Better Explanations?

 

ORIENT CHILDREN TO THE WORLD

Can explanations really be made that much better for children? Let’s take a common example and give you a sense of what’s missing. You surely learned about carbon and know that it’s an element on the periodic table. Maybe you remember learning that we’re carbon-based lifeforms. You might also remember something about carbon-dating. Everyone who takes chemistry learns about carbon, it was probably in chapter one of the textbook introducing atoms & elements. And today, there is a lot of talk about carbon dioxide in the atmosphere. Carbon is important and this assortment of recollections is about the level of understanding that most high school graduates in this country have.

If a child were to ask you, “what is this carbon stuff I hear adults talking about?” You might search the internet for a good explanation and you’ll find something like this: “Carbon is a chemical element like hydrogen and oxygen. It has atomic number six on the periodic table. It has two main forms, diamond and graphite.” Dig a little further, maybe check the Wikipedia page, and you’ll find many pages of true facts about all the properties of carbon. But what you’ll never find anywhere on Wikipedia or the internet is a clear explanation of what it is!
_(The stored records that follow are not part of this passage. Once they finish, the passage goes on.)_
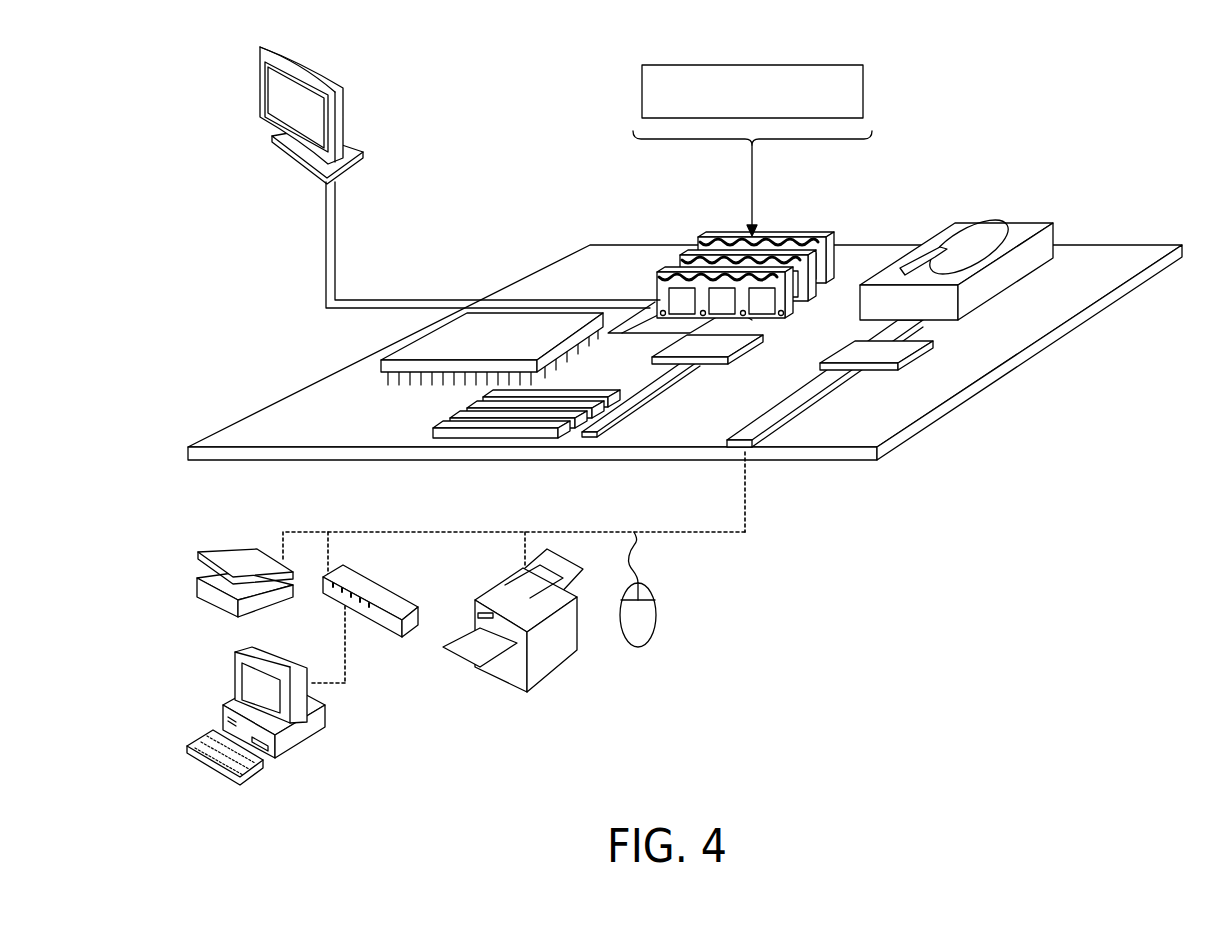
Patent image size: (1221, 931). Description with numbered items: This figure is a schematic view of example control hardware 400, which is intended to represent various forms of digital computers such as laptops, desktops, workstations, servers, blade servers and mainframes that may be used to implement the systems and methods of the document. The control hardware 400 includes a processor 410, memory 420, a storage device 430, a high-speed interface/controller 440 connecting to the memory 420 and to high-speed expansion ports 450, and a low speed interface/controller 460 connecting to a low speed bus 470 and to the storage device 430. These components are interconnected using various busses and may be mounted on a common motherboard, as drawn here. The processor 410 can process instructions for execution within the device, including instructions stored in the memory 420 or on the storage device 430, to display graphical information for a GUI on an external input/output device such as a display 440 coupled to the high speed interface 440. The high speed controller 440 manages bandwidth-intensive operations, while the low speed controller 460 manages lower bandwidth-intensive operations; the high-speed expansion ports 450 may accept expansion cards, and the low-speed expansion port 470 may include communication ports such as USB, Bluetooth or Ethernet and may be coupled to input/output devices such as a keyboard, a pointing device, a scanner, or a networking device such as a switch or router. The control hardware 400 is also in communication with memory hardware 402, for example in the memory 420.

The control hardware 400 is at (928, 102).
The memory hardware 402 is at (752, 65).
The processor 410 is at (382, 363).
The memory 420 is at (680, 258).
The storage device 430 is at (1000, 222).
The high-speed interface/controller 440 is at (258, 92).
The high-speed expansion ports 450 is at (433, 426).
The low speed interface/controller 460 is at (862, 348).
The low speed bus / low-speed expansion port 470 is at (757, 453).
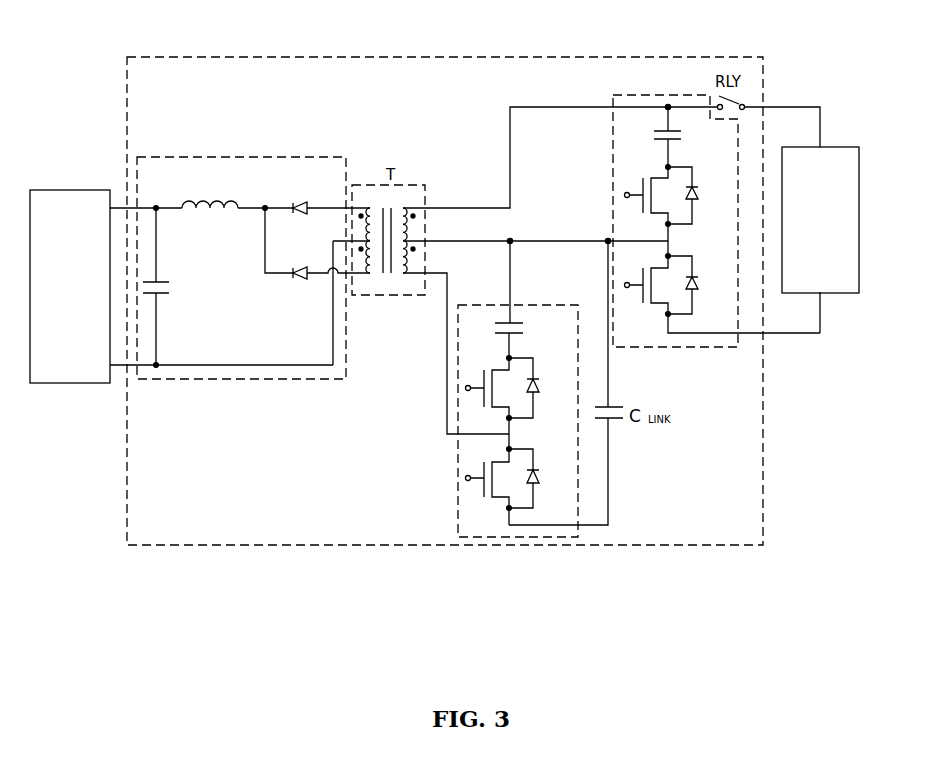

Here is what you won’t find: You know that black stuff you see on burnt toast? That’s carbon. Burn a piece of paper or wood and it’ll turn black too, that’s also carbon. Remember what happens when you’re roasting a marshmallow and it gets too hot? It’ll turns black. Everything from carrots to chicken, they all turn black when burned. Even you, your skin, if you get a third-degree burn, you’re skin will turn black. You can try burning a little piece of your hair or fingernail to see for yourself. All of these things have carbon inside them. The word “carbon” even hints at this: it was originally a French word. A scientist from France, Lavosier, was the one who noticed all these things turning black. He thought maybe there was a common ingredient inside them all. He didn’t know what this black stuff was so he simply called the black stuff “carbonisé,” which is the French for charred stuff.

This kind of explanation gives you a sense of what’s missing from most explanations we give children. We typically give children the formal definition of a word like “carbon” without explaining what gave rise to it. A proper explanation for children always orients them to the things that are directly observable—and already familiar with. After all, the purpose of learning is to understand the world we live in—the world all around us.

EXPLAIN THINGS IN LAYERS

Let’s take another classic example. One of the most common question that children ask is, “Why is the sky blue?” It’s another question that most adults learned themselves when they were young, but the explanation they were given was so poor that few understand it. If a child were to ask you this, you might search the internet again for some help. You’ll find an explanation like this:

Sunlight is white light made up of many different colors of the spectrum. As sunlight passes through the atmosphere, particles in the air scatter the light. Blue light gets scattered more than the other wavelengths of light causing the sky to appear blue.

Huh? Try this explanation on a child and they’ll stare at you puzzled. “Light is scattered just like my toys get scattered?”, they might ask. There are so many bold claims hidden in this explanation: white light is made up of different colors, air is made of particles, light has a wavelength, light can be scattered. These are all important details, if your goal is to have the most advanced understanding.

But the mistake is to assume that someone can progress from no understanding of a topic straight to the most advanced understanding of the topic in one step. Instead, an advanced understanding must be built up, one layer at a time. That explanation above for “Why is the sky blue?” is a layer 6 explanations. There are more basic levels of understanding which must be grasped first. Knowledge builds, layer upon layer, like an onion. The more basic explanations are still true. But there is more truth to be understood, for people who to go further.